In a fourth "example 4" (not shown in fig. 9), an artificial intelligence algorithm (or machine learning) can be designed for automatic diagnosis as clinical cases accumulate.
FIG. 10 is a perspective view in which a combined, spatially registered image is displayed to a user on an endoscopic system in some embodiments. In the view displayed, a generally white light image (FIG. W) 1020 is displayed over a majority of the display screen 150. The illustrated embodiment is "embodiment 3" shown in fig. 9, wherein eImgB images are combined with a standard white light image (fig. W) and spatially registered. In this case, regions 1010 and 1012 were derived from eImgB data and clearly showed cancerous tumors. The user can easily view the plain color images of the cancer areas 1010 and 1012 and surrounding tissue in spatial registration. This mixing or combining provides a greatly enhanced view of the target tissue. In some embodiments, the user can easily switch between different modes (e.g., embodiments 1,2, or 3) by pressing a switch button, such as button 142, button 144 (shown in fig. 1B and 2B), or by touching soft button 1040 on display 150.

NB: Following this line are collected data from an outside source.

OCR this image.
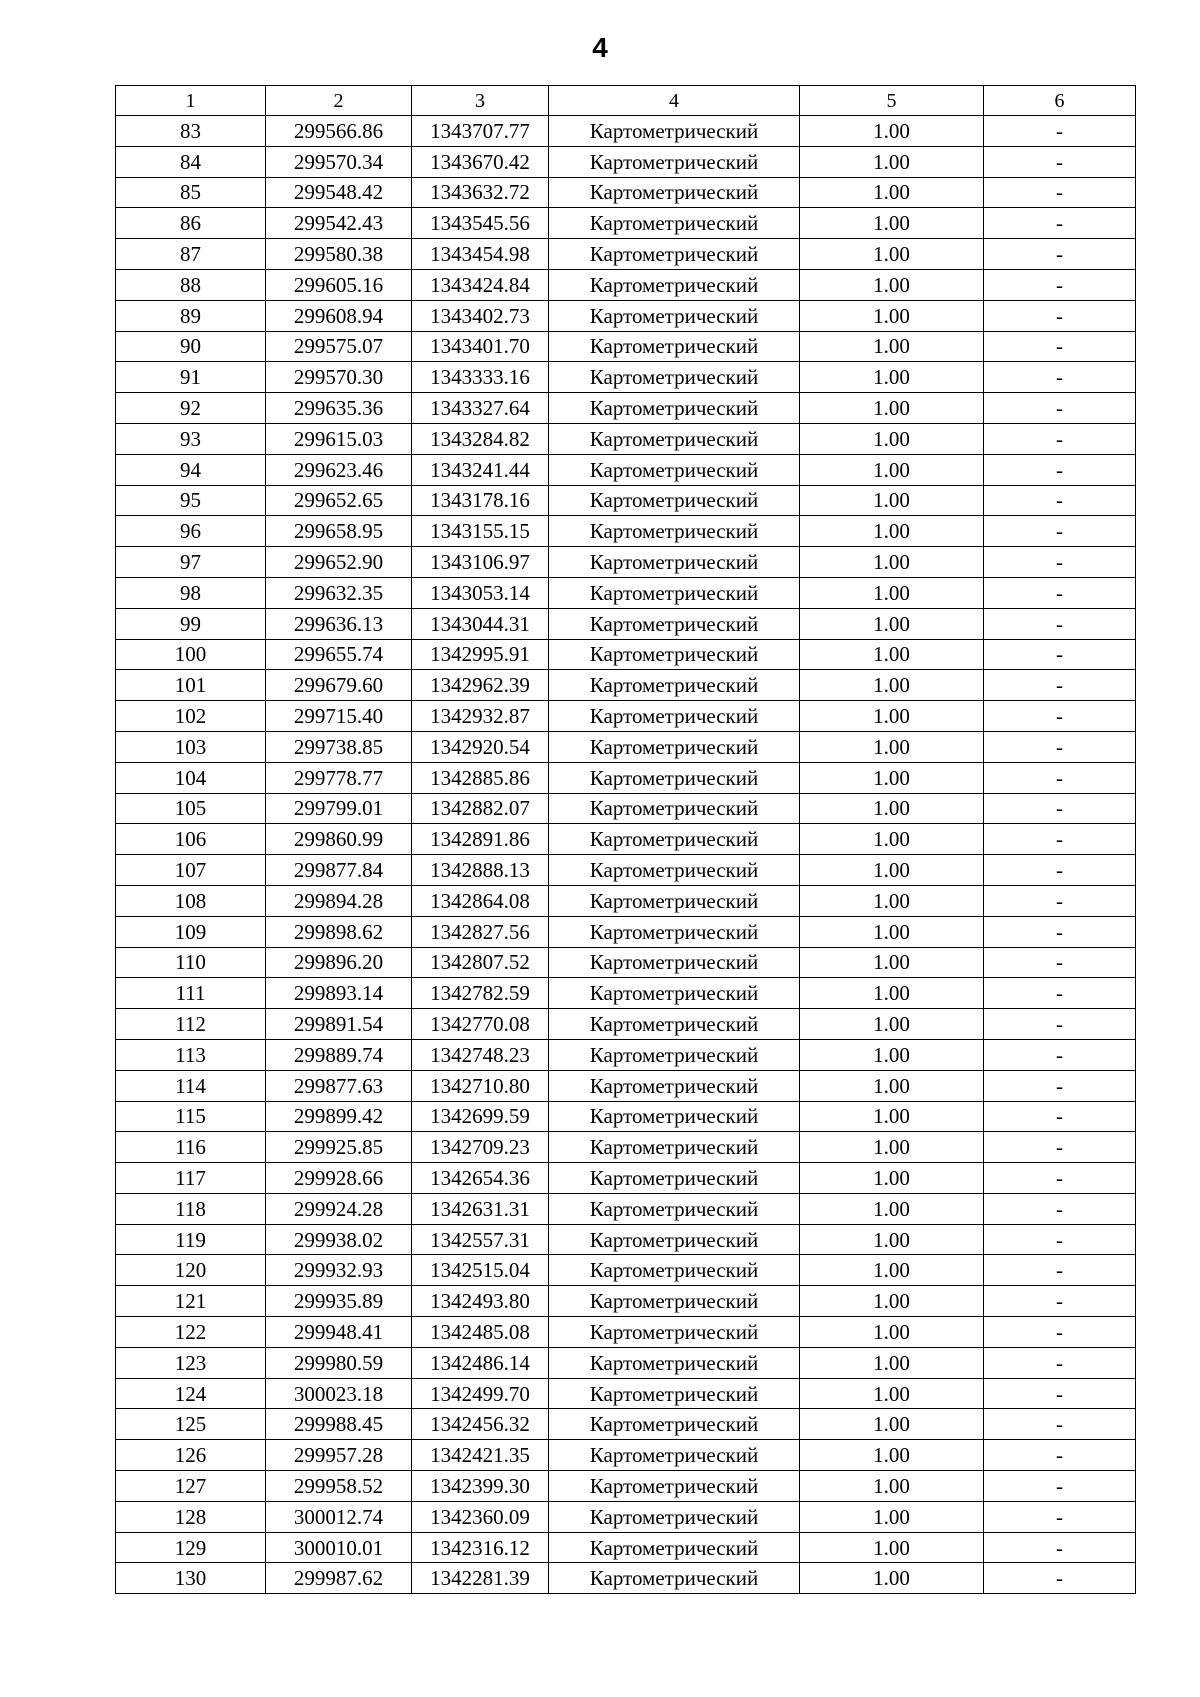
4
1	2	3	4	5	6
83	299566.86	1343707.77	Картометрический	1.00	-
84	299570.34	1343670.42	Картометрический	1.00	-
85	299548.42	1343632.72	Картометрический	1.00	-
86	299542.43	1343545.56	Картометрический	1.00	-
87	299580.38	1343454.98	Картометрический	1.00	-
88	299605.16	1343424.84	Картометрический	1.00	-
89	299608.94	1343402.73	Картометрический	1.00	-
90	299575.07	1343401.70	Картометрический	1.00	-
91	299570.30	1343333.16	Картометрический	1.00	-
92	299635.36	1343327.64	Картометрический	1.00	-
93	299615.03	1343284.82	Картометрический	1.00	-
94	299623.46	1343241.44	Картометрический	1.00	-
95	299652.65	1343178.16	Картометрический	1.00	-
96	299658.95	1343155.15	Картометрический	1.00	-
97	299652.90	1343106.97	Картометрический	1.00	-
98	299632.35	1343053.14	Картометрический	1.00	-
99	299636.13	1343044.31	Картометрический	1.00	-
100	299655.74	1342995.91	Картометрический	1.00	-
101	299679.60	1342962.39	Картометрический	1.00	-
102	299715.40	1342932.87	Картометрический	1.00	-
103	299738.85	1342920.54	Картометрический	1.00	-
104	299778.77	1342885.86	Картометрический	1.00	-
105	299799.01	1342882.07	Картометрический	1.00	-
106	299860.99	1342891.86	Картометрический	1.00	-
107	299877.84	1342888.13	Картометрический	1.00	-
108	299894.28	1342864.08	Картометрический	1.00	-
109	299898.62	1342827.56	Картометрический	1.00	-
110	299896.20	1342807.52	Картометрический	1.00	-
111	299893.14	1342782.59	Картометрический	1.00	-
112	299891.54	1342770.08	Картометрический	1.00	-
113	299889.74	1342748.23	Картометрический	1.00	-
114	299877.63	1342710.80	Картометрический	1.00	-
115	299899.42	1342699.59	Картометрический	1.00	-
116	299925.85	1342709.23	Картометрический	1.00	-
117	299928.66	1342654.36	Картометрический	1.00	-
118	299924.28	1342631.31	Картометрический	1.00	-
119	299938.02	1342557.31	Картометрический	1.00	-
120	299932.93	1342515.04	Картометрический	1.00	-
121	299935.89	1342493.80	Картометрический	1.00	-
122	299948.41	1342485.08	Картометрический	1.00	-
123	299980.59	1342486.14	Картометрический	1.00	-
124	300023.18	1342499.70	Картометрический	1.00	-
125	299988.45	1342456.32	Картометрический	1.00	-
126	299957.28	1342421.35	Картометрический	1.00	-
127	299958.52	1342399.30	Картометрический	1.00	-
128	300012.74	1342360.09	Картометрический	1.00	-
129	300010.01	1342316.12	Картометрический	1.00	-
130	299987.62	1342281.39	Картометрический	1.00	-
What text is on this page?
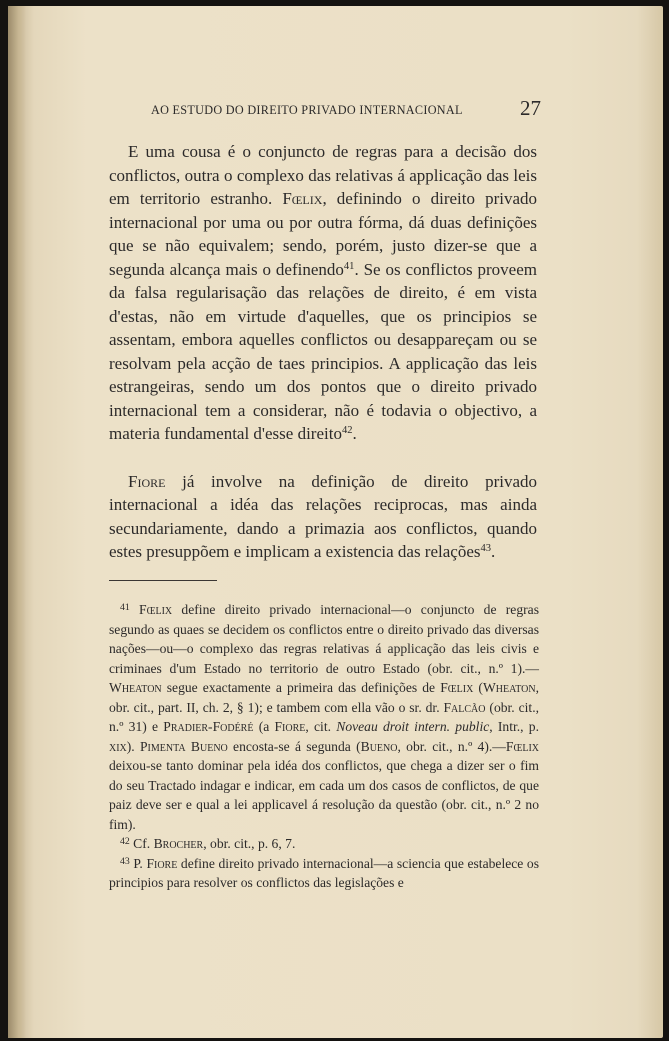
AO ESTUDO DO DIREITO PRIVADO INTERNACIONAL	27

E uma cousa é o conjuncto de regras para a decisão dos conflictos, outra o complexo das relativas á applicação das leis em territorio estranho. Fœlix, definindo o direito privado internacional por uma ou por outra fórma, dá duas definições que se não equivalem; sendo, porém, justo dizer-se que a segunda alcança mais o definendo$^{41}$. Se os conflictos proveem da falsa regularisação das relações de direito, é em vista d'estas, não em virtude d'aquelles, que os principios se assentam, embora aquelles conflictos ou desappareçam ou se resolvam pela acção de taes principios. A applicação das leis estrangeiras, sendo um dos pontos que o direito privado internacional tem a considerar, não é todavia o objectivo, a materia fundamental d'esse direito$^{42}$.

Fiore já involve na definição de direito privado internacional a idéa das relações reciprocas, mas ainda secundariamente, dando a primazia aos conflictos, quando estes presuppõem e implicam a existencia das relações$^{43}$.

$^{41}$ Fœlix define direito privado internacional—o conjuncto de regras segundo as quaes se decidem os conflictos entre o direito privado das diversas nações—ou—o complexo das regras relativas á applicação das leis civis e criminaes d'um Estado no territorio de outro Estado (obr. cit., n.º 1).—Wheaton segue exactamente a primeira das definições de Fœlix (Wheaton, obr. cit., part. II, ch. 2, § 1); e tambem com ella vão o sr. dr. Falcão (obr. cit., n.º 31) e Pradier-Fodéré (a Fiore, cit. Noveau droit intern. public, Intr., p. xix). Pimenta Bueno encosta-se á segunda (Bueno, obr. cit., n.º 4).—Fœlix deixou-se tanto dominar pela idéa dos conflictos, que chega a dizer ser o fim do seu Tractado indagar e indicar, em cada um dos casos de conflictos, de que paiz deve ser e qual a lei applicavel á resolução da questão (obr. cit., n.º 2 no fim).

$^{42}$ Cf. Brocher, obr. cit., p. 6, 7.

$^{43}$ P. Fiore define direito privado internacional—a sciencia que estabelece os principios para resolver os conflictos das legislações e
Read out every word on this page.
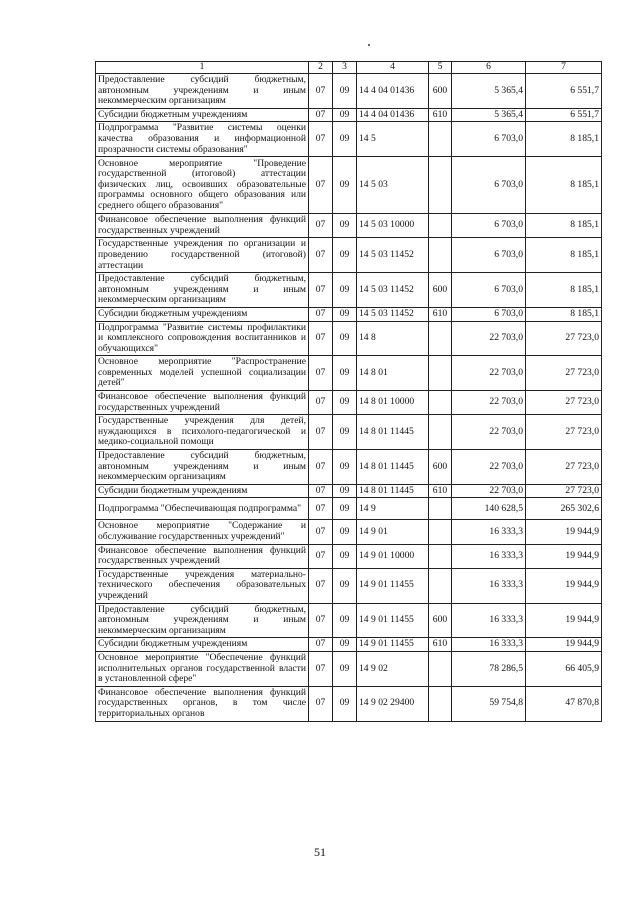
1	2	3	4	5	6	7
Предоставление субсидий бюджетным, автономным учреждениям и иным некоммерческим организациям	07	09	14 4 04 01436	600	5 365,4	6 551,7
Субсидии бюджетным учреждениям	07	09	14 4 04 01436	610	5 365,4	6 551,7
Подпрограмма "Развитие системы оценки качества образования и информационной прозрачности системы образования"	07	09	14 5		6 703,0	8 185,1
Основное мероприятие "Проведение государственной (итоговой) аттестации физических лиц, освоивших образовательные программы основного общего образования или среднего общего образования"	07	09	14 5 03		6 703,0	8 185,1
Финансовое обеспечение выполнения функций государственных учреждений	07	09	14 5 03 10000		6 703,0	8 185,1
Государственные учреждения по организации и проведению государственной (итоговой) аттестации	07	09	14 5 03 11452		6 703,0	8 185,1
Предоставление субсидий бюджетным, автономным учреждениям и иным некоммерческим организациям	07	09	14 5 03 11452	600	6 703,0	8 185,1
Субсидии бюджетным учреждениям	07	09	14 5 03 11452	610	6 703,0	8 185,1
Подпрограмма "Развитие системы профилактики и комплексного сопровождения воспитанников и обучающихся"	07	09	14 8		22 703,0	27 723,0
Основное мероприятие "Распространение современных моделей успешной социализации детей"	07	09	14 8 01		22 703,0	27 723,0
Финансовое обеспечение выполнения функций государственных учреждений	07	09	14 8 01 10000		22 703,0	27 723,0
Государственные учреждения для детей, нуждающихся в психолого-педагогической и медико-социальной помощи	07	09	14 8 01 11445		22 703,0	27 723,0
Предоставление субсидий бюджетным, автономным учреждениям и иным некоммерческим организациям	07	09	14 8 01 11445	600	22 703,0	27 723,0
Субсидии бюджетным учреждениям	07	09	14 8 01 11445	610	22 703,0	27 723,0
Подпрограмма "Обеспечивающая подпрограмма"	07	09	14 9		140 628,5	265 302,6
Основное мероприятие "Содержание и обслуживание государственных учреждений"	07	09	14 9 01		16 333,3	19 944,9
Финансовое обеспечение выполнения функций государственных учреждений	07	09	14 9 01 10000		16 333,3	19 944,9
Государственные учреждения материально-технического обеспечения образовательных учреждений	07	09	14 9 01 11455		16 333,3	19 944,9
Предоставление субсидий бюджетным, автономным учреждениям и иным некоммерческим организациям	07	09	14 9 01 11455	600	16 333,3	19 944,9
Субсидии бюджетным учреждениям	07	09	14 9 01 11455	610	16 333,3	19 944,9
Основное мероприятие "Обеспечение функций исполнительных органов государственной власти в установленной сфере"	07	09	14 9 02		78 286,5	66 405,9
Финансовое обеспечение выполнения функций государственных органов, в том числе территориальных органов	07	09	14 9 02 29400		59 754,8	47 870,8
51
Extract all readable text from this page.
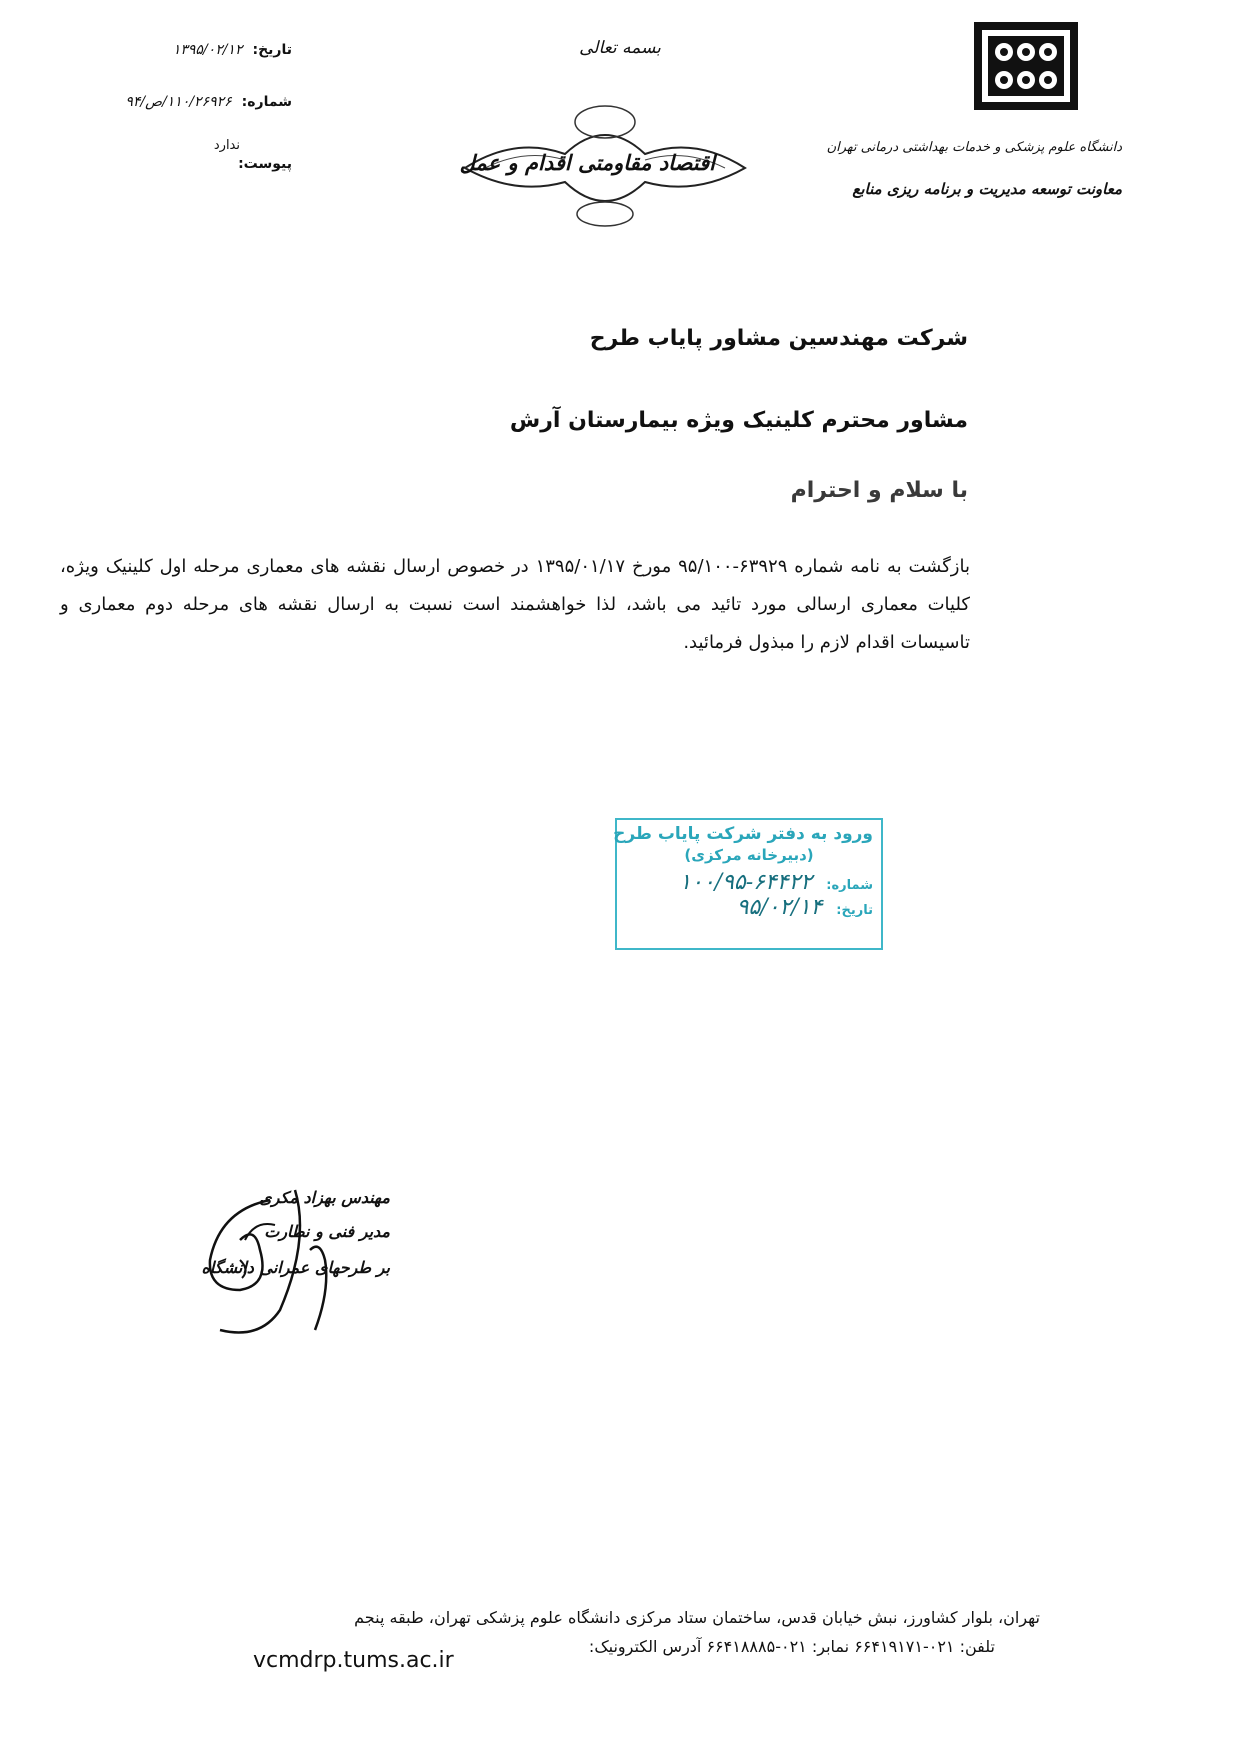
دانشگاه علوم پزشکی و خدمات بهداشتی درمانی تهران
معاونت توسعه مدیریت و برنامه ریزی منابع
بسمه تعالی
اقتصاد مقاومتی اقدام و عمل
تاریخ:
۱۳۹۵/۰۲/۱۲
شماره:
۱۱۰/۲۶۹۲۶/ص/۹۴
پیوست:
ندارد
شرکت مهندسین مشاور پایاب طرح
مشاور محترم کلینیک ویژه بیمارستان آرش
با سلام و احترام
بازگشت به نامه شماره ۶۳۹۲۹-۹۵/۱۰۰ مورخ ۱۳۹۵/۰۱/۱۷ در خصوص ارسال نقشه های معماری مرحله اول کلینیک ویژه، کلیات معماری ارسالی مورد تائید می باشد، لذا خواهشمند است نسبت به ارسال نقشه های مرحله دوم معماری و تاسیسات اقدام لازم را مبذول فرمائید.
ورود به دفتر شرکت پایاب طرح
(دبیرخانه مرکزی)
شماره:
۱۰۰/۹۵-۶۴۴۲۲
تاریخ:
۹۵/۰۲/۱۴
مهندس بهزاد مکری
مدیر فنی و نظارت
بر طرحهای عمرانی دانشگاه
تهران، بلوار کشاورز، نبش خیابان قدس، ساختمان ستاد مرکزی دانشگاه علوم پزشکی تهران، طبقه پنجم
تلفن: ۰۲۱-۶۶۴۱۹۱۷۱ نمابر: ۰۲۱-۶۶۴۱۸۸۸۵ آدرس الکترونیک:
vcmdrp.tums.ac.ir
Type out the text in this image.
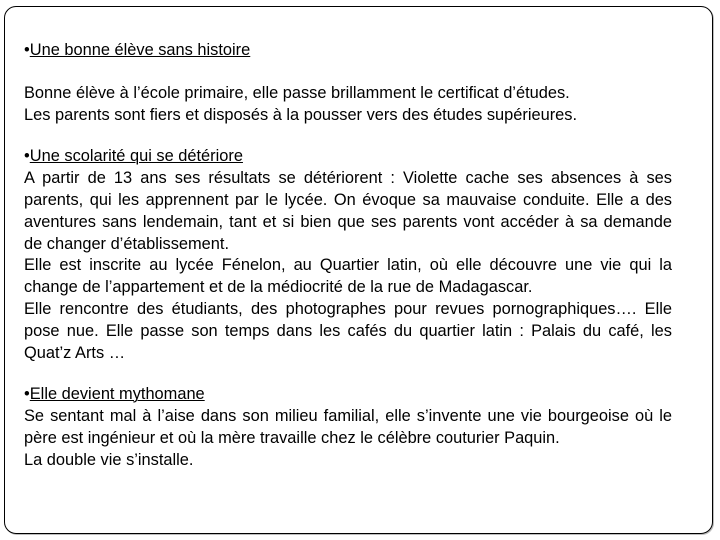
•Une bonne élève sans histoire

Bonne élève à l’école primaire, elle passe brillamment le certificat d’études.

Les parents sont fiers et disposés à la pousser vers des études supérieures.

•Une scolarité qui se détériore

A partir de 13 ans ses résultats se détériorent : Violette cache ses absences à ses parents, qui les apprennent par le lycée. On évoque sa mauvaise conduite. Elle a des aventures sans lendemain, tant et si bien que ses parents vont accéder à sa demande de changer d’établissement.

Elle est inscrite au lycée Fénelon, au Quartier latin, où elle découvre une vie qui la change de l’appartement et de la médiocrité de la rue de Madagascar.

Elle rencontre des étudiants, des photographes pour revues pornographiques…. Elle pose nue. Elle passe son temps dans les cafés du quartier latin : Palais du café, les Quat’z Arts …

•Elle devient mythomane

Se sentant mal à l’aise dans son milieu familial, elle s’invente une vie bourgeoise où le père est ingénieur et où la mère travaille chez le célèbre couturier Paquin.

La double vie s’installe.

Fig. 11 is a perspective view of an endoscope system having one or more forward facing cameras in some embodiments. The illustrated embodiment has two forward (distal) cameras 1140 and 1142. The forward facing camera allows the user to accurately see the position of the front end without having to remove the screen. During surgery, particularly immediately or upon initial insertion of the front end 110, the user's line of sight may be focused primarily on the display screen 150. The exact position of the front end and its surroundings can be seen on the display 150 by means of the front facing cameras 1140 and 1142. Image enhancement, such as artificially providing depth of field, may be beneficial in certain procedures. Two cameras or other means (e.g., lidar imaging) may be used to simulate front-end centered depth of field to improve usability.
Although the foregoing has been described in some detail for purposes of clarity of illustration, it will be apparent that certain changes and modifications may be practiced without departing from the principles of the invention. It should be noted that there are many alternative ways of implementing the processes and apparatuses described herein. Accordingly, the present embodiments are to be considered as illustrative and not restrictive, and the body of work described herein is not to be limited to the details given herein, but may be modified within the scope and equivalents of the appended claims.